«ll a été assassiné.» Les proches de Yoan Spanu, un Réunionnais d’origine mauricienne âgé de 32 ans, en sont convaincus. Il a été retrouvé pendu dans la salle de douche à la maison d’arrêt de Saint-Pierre, à La Réunion, aux petites heures du mercredi 7 novembre. Et l’autopsie pratiquée par deux médecins légistes de l’institut médico-légal de La Réunion a conclu à un décès par suicide. Thèse à laquelle ses parents, Gilles et Isabelle, et son frère Anthony, rencontrés à Albion n’ont jamais cru car il avait fait de troublantes révélations devant le tribunal quelques heures avant sa mort. C’est la raison pour laquelle ils ont eu recours à une contre-autopsie, le mercredi 14 novembre. Celle-ci, pratiquée par le Dr Satish Boolell, assisté d’un médecin légiste venu d’Australie, a conclu à un assassinat.
Incarcéré depuis le 1er novembre à la maison d’arrêt de Saint-Pierre, à La Réunion, après une bagarre avec un colocataire qu’il soupçonnait de vol, Yoan Spanu était poursuivi pour tentative de meurtre. Mais lors de sa comparution devant les juges des libertés et de la détention de Saint-Pierre, le 6 novembre, il avait lancé un appel aux magistrats : «Si vous ne me libérez pas immédiatement, je vais mourir.» Et d’ajouter : «Je ne suis ni suicidaire, ni drogué, mais je vais mourir dans les prochains jours.» Ayant reçu des menaces, il avait aussi confié à sa mère, Isabelle, que ses codétenus «vont me droguer, me pendre et faire passer ma mort pour un suicide».
Cela faisait également plusieurs jours qu’il ne mangeait pas de peur d’être empoisonné. Cependant, le juge n’ayant pas prêté attention à ses avertissements, il a été renvoyé dans la même cellule, qu’il partageait avec «une dizaine de détenus très dangereux», confie son père Gilles. C’est ainsi qu’il a été retrouvé mort moins de 12 heures plus tard. «Il aimait la vie. Il était amoureux et prévoyait de se fiancer en décembre.

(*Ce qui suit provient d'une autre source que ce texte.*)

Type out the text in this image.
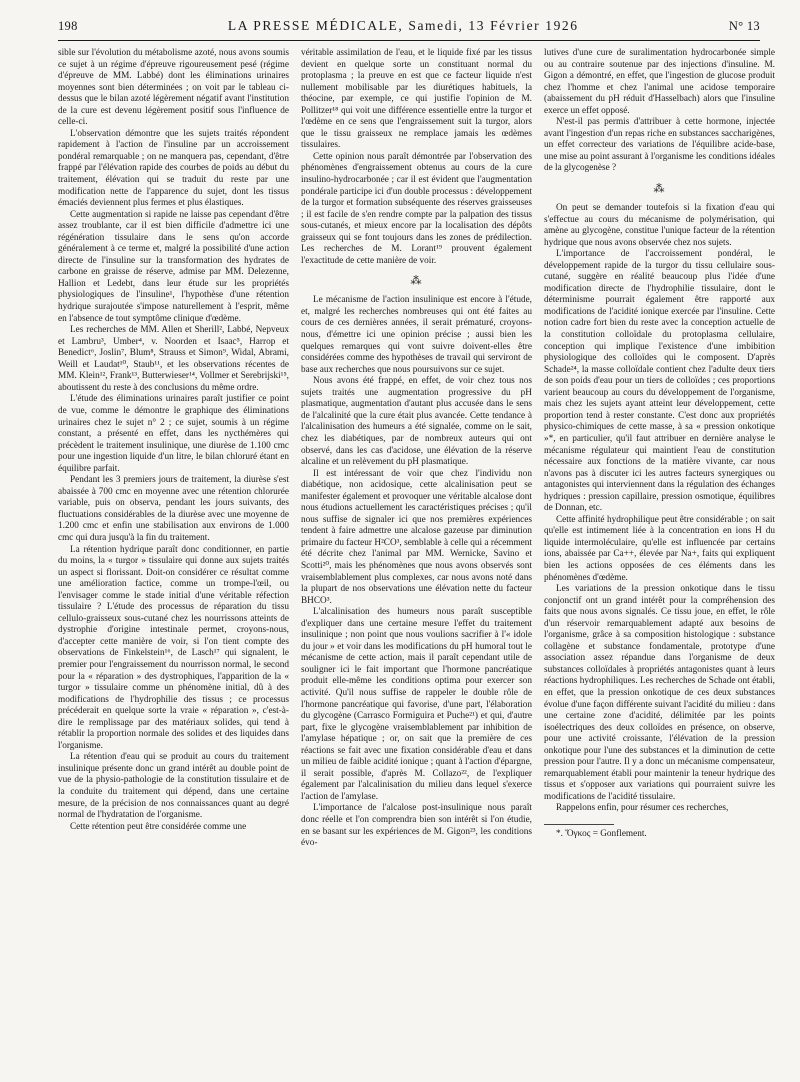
198	LA PRESSE MÉDICALE, Samedi, 13 Février 1926	N° 13

sible sur l'évolution du métabolisme azoté, nous avons soumis ce sujet à un régime d'épreuve rigoureusement pesé (régime d'épreuve de MM. Labbé) dont les éliminations urinaires moyennes sont bien déterminées ; on voit par le tableau ci-dessus que le bilan azoté légèrement négatif avant l'institution de la cure est devenu légèrement positif sous l'influence de celle-ci.

L'observation démontre que les sujets traités répondent rapidement à l'action de l'insuline par un accroissement pondéral remarquable ; on ne manquera pas, cependant, d'être frappé par l'élévation rapide des courbes de poids au début du traitement, élévation qui se traduit du reste par une modification nette de l'apparence du sujet, dont les tissus émaciés deviennent plus fermes et plus élastiques.

Cette augmentation si rapide ne laisse pas cependant d'être assez troublante, car il est bien difficile d'admettre ici une régénération tissulaire dans le sens qu'on accorde généralement à ce terme et, malgré la possibilité d'une action directe de l'insuline sur la transformation des hydrates de carbone en graisse de réserve, admise par MM. Delezenne, Hallion et Ledebt, dans leur étude sur les propriétés physiologiques de l'insuline¹, l'hypothèse d'une rétention hydrique surajoutée s'impose naturellement à l'esprit, même en l'absence de tout symptôme clinique d'œdème.

Les recherches de MM. Allen et Sherill², Labbé, Nepveux et Lambru³, Umber⁴, v. Noorden et Isaac⁵, Harrop et Benedict⁶, Joslin⁷, Blum⁸, Strauss et Simon⁹, Widal, Abrami, Weill et Laudat¹⁰, Staub¹¹, et les observations récentes de MM. Klein¹², Frank¹³, Butterwieser¹⁴, Vollmer et Serebrijski¹⁵, aboutissent du reste à des conclusions du même ordre.

L'étude des éliminations urinaires paraît justifier ce point de vue, comme le démontre le graphique des éliminations urinaires chez le sujet n° 2 ; ce sujet, soumis à un régime constant, a présenté en effet, dans les nycthémères qui précèdent le traitement insulinique, une diurèse de 1.100 cmc pour une ingestion liquide d'un litre, le bilan chloruré étant en équilibre parfait.

Pendant les 3 premiers jours de traitement, la diurèse s'est abaissée à 700 cmc en moyenne avec une rétention chlorurée variable, puis on observa, pendant les jours suivants, des fluctuations considérables de la diurèse avec une moyenne de 1.200 cmc et enfin une stabilisation aux environs de 1.000 cmc qui dura jusqu'à la fin du traitement.

La rétention hydrique paraît donc conditionner, en partie du moins, la « turgor » tissulaire qui donne aux sujets traités un aspect si florissant. Doit-on considérer ce résultat comme une amélioration factice, comme un trompe-l'œil, ou l'envisager comme le stade initial d'une véritable réfection tissulaire ? L'étude des processus de réparation du tissu cellulo-graisseux sous-cutané chez les nourrissons atteints de dystrophie d'origine intestinale permet, croyons-nous, d'accepter cette manière de voir, si l'on tient compte des observations de Finkelstein¹⁶, de Lasch¹⁷ qui signalent, le premier pour l'engraissement du nourrisson normal, le second pour la « réparation » des dystrophiques, l'apparition de la « turgor » tissulaire comme un phénomène initial, dû à des modifications de l'hydrophilie des tissus ; ce processus précéderait en quelque sorte la vraie « réparation », c'est-à-dire le remplissage par des matériaux solides, qui tend à rétablir la proportion normale des solides et des liquides dans l'organisme.

La rétention d'eau qui se produit au cours du traitement insulinique présente donc un grand intérêt au double point de vue de la physio-pathologie de la constitution tissulaire et de la conduite du traitement qui dépend, dans une certaine mesure, de la précision de nos connaissances quant au degré normal de l'hydratation de l'organisme.

Cette rétention peut être considérée comme une

véritable assimilation de l'eau, et le liquide fixé par les tissus devient en quelque sorte un constituant normal du protoplasma ; la preuve en est que ce facteur liquide n'est nullement mobilisable par les diurétiques habituels, la théocine, par exemple, ce qui justifie l'opinion de M. Pollitzer¹⁸ qui voit une différence essentielle entre la turgor et l'œdème en ce sens que l'engraissement suit la turgor, alors que le tissu graisseux ne remplace jamais les œdèmes tissulaires.

Cette opinion nous paraît démontrée par l'observation des phénomènes d'engraissement obtenus au cours de la cure insulino-hydrocarbonée ; car il est évident que l'augmentation pondérale participe ici d'un double processus : développement de la turgor et formation subséquente des réserves graisseuses ; il est facile de s'en rendre compte par la palpation des tissus sous-cutanés, et mieux encore par la localisation des dépôts graisseux qui se font toujours dans les zones de prédilection. Les recherches de M. Lorant¹⁹ prouvent également l'exactitude de cette manière de voir.

⁂

Le mécanisme de l'action insulinique est encore à l'étude, et, malgré les recherches nombreuses qui ont été faites au cours de ces dernières années, il serait prématuré, croyons-nous, d'émettre ici une opinion précise ; aussi bien les quelques remarques qui vont suivre doivent-elles être considérées comme des hypothèses de travail qui serviront de base aux recherches que nous poursuivons sur ce sujet.

Nous avons été frappé, en effet, de voir chez tous nos sujets traités une augmentation progressive du pH plasmatique, augmentation d'autant plus accusée dans le sens de l'alcalinité que la cure était plus avancée. Cette tendance à l'alcalinisation des humeurs a été signalée, comme on le sait, chez les diabétiques, par de nombreux auteurs qui ont observé, dans les cas d'acidose, une élévation de la réserve alcaline et un relèvement du pH plasmatique.

Il est intéressant de voir que chez l'individu non diabétique, non acidosique, cette alcalinisation peut se manifester également et provoquer une véritable alcalose dont nous étudions actuellement les caractéristiques précises ; qu'il nous suffise de signaler ici que nos premières expériences tendent à faire admettre une alcalose gazeuse par diminution primaire du facteur H²CO³, semblable à celle qui a récemment été décrite chez l'animal par MM. Wernicke, Savino et Scotti²⁰, mais les phénomènes que nous avons observés sont vraisemblablement plus complexes, car nous avons noté dans la plupart de nos observations une élévation nette du facteur BHCO³.

L'alcalinisation des humeurs nous paraît susceptible d'expliquer dans une certaine mesure l'effet du traitement insulinique ; non point que nous voulions sacrifier à l'« idole du jour » et voir dans les modifications du pH humoral tout le mécanisme de cette action, mais il paraît cependant utile de souligner ici le fait important que l'hormone pancréatique produit elle-même les conditions optima pour exercer son activité. Qu'il nous suffise de rappeler le double rôle de l'hormone pancréatique qui favorise, d'une part, l'élaboration du glycogène (Carrasco Formiguira et Puche²¹) et qui, d'autre part, fixe le glycogène vraisemblablement par inhibition de l'amylase hépatique ; or, on sait que la première de ces réactions se fait avec une fixation considérable d'eau et dans un milieu de faible acidité ionique ; quant à l'action d'épargne, il serait possible, d'après M. Collazo²², de l'expliquer également par l'alcalinisation du milieu dans lequel s'exerce l'action de l'amylase.

L'importance de l'alcalose post-insulinique nous paraît donc réelle et l'on comprendra bien son intérêt si l'on étudie, en se basant sur les expériences de M. Gigon²³, les conditions évo-

lutives d'une cure de suralimentation hydrocarbonée simple ou au contraire soutenue par des injections d'insuline. M. Gigon a démontré, en effet, que l'ingestion de glucose produit chez l'homme et chez l'animal une acidose temporaire (abaissement du pH réduit d'Hasselbach) alors que l'insuline exerce un effet opposé.

N'est-il pas permis d'attribuer à cette hormone, injectée avant l'ingestion d'un repas riche en substances saccharigènes, un effet correcteur des variations de l'équilibre acide-base, une mise au point assurant à l'organisme les conditions idéales de la glycogenèse ?

⁂

On peut se demander toutefois si la fixation d'eau qui s'effectue au cours du mécanisme de polymérisation, qui amène au glycogène, constitue l'unique facteur de la rétention hydrique que nous avons observée chez nos sujets.

L'importance de l'accroissement pondéral, le développement rapide de la turgor du tissu cellulaire sous-cutané, suggère en réalité beaucoup plus l'idée d'une modification directe de l'hydrophilie tissulaire, dont le déterminisme pourrait également être rapporté aux modifications de l'acidité ionique exercée par l'insuline. Cette notion cadre fort bien du reste avec la conception actuelle de la constitution colloïdale du protoplasma cellulaire, conception qui implique l'existence d'une imbibition physiologique des colloïdes qui le composent. D'après Schade²⁴, la masse colloïdale contient chez l'adulte deux tiers de son poids d'eau pour un tiers de colloïdes ; ces proportions varient beaucoup au cours du développement de l'organisme, mais chez les sujets ayant atteint leur développement, cette proportion tend à rester constante. C'est donc aux propriétés physico-chimiques de cette masse, à sa « pression onkotique »*, en particulier, qu'il faut attribuer en dernière analyse le mécanisme régulateur qui maintient l'eau de constitution nécessaire aux fonctions de la matière vivante, car nous n'avons pas à discuter ici les autres facteurs synergiques ou antagonistes qui interviennent dans la régulation des échanges hydriques : pression capillaire, pression osmotique, équilibres de Donnan, etc.

Cette affinité hydrophilique peut être considérable ; on sait qu'elle est intimement liée à la concentration en ions H du liquide intermoléculaire, qu'elle est influencée par certains ions, abaissée par Ca++, élevée par Na+, faits qui expliquent bien les actions opposées de ces éléments dans les phénomènes d'œdème.

Les variations de la pression onkotique dans le tissu conjonctif ont un grand intérêt pour la compréhension des faits que nous avons signalés. Ce tissu joue, en effet, le rôle d'un réservoir remarquablement adapté aux besoins de l'organisme, grâce à sa composition histologique : substance collagène et substance fondamentale, prototype d'une association assez répandue dans l'organisme de deux substances colloïdales à propriétés antagonistes quant à leurs réactions hydrophiliques. Les recherches de Schade ont établi, en effet, que la pression onkotique de ces deux substances évolue d'une façon différente suivant l'acidité du milieu : dans une certaine zone d'acidité, délimitée par les points isoélectriques des deux colloïdes en présence, on observe, pour une activité croissante, l'élévation de la pression onkotique pour l'une des substances et la diminution de cette pression pour l'autre. Il y a donc un mécanisme compensateur, remarquablement établi pour maintenir la teneur hydrique des tissus et s'opposer aux variations qui pourraient suivre les modifications de l'acidité tissulaire.

Rappelons enfin, pour résumer ces recherches,

*. Ὄγκος = Gonflement.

Un homme amoureux ne commet pas un acte pareil», indiquent ses proches.
Réagissant aux conclusions de la contre-autopsie pratiquée, le parquet de Saint-Pierre, loin de sembler convaincu, a émis un communiqué dans lequel il indique que «dans le cadre de l’enquête pour recherche des causes de la mort ouverte par le parquet de Saint-Pierre, et toujours en cours, l’autopsie réalisée par deux médecins légistes de l’institut médico-légal de La Réunion a conclu sans équivoque à un décès par suicide ; aucune trace suspecte d’intervention d’un tiers et aucune violence sexuelle n’ont été relevées ; par précaution, des analyses toxicologiques ont été requises, dont les résultats ne sont pas encore connus». Le communiqué stipule aussi qu’«à l’issue des opérations médico-légales, le corps a été restitué à la famille, qui n’a formulé aucune demande de contre-expertise. À ce stade, la famille n’a adressé aucun document aux enquêteurs ou au parquet. En tout état de cause, tout élément nouveau et pertinent sera examiné avec la plus grande attention, dans l’objectif commun de parvenir à la manifestation totale de la vérité».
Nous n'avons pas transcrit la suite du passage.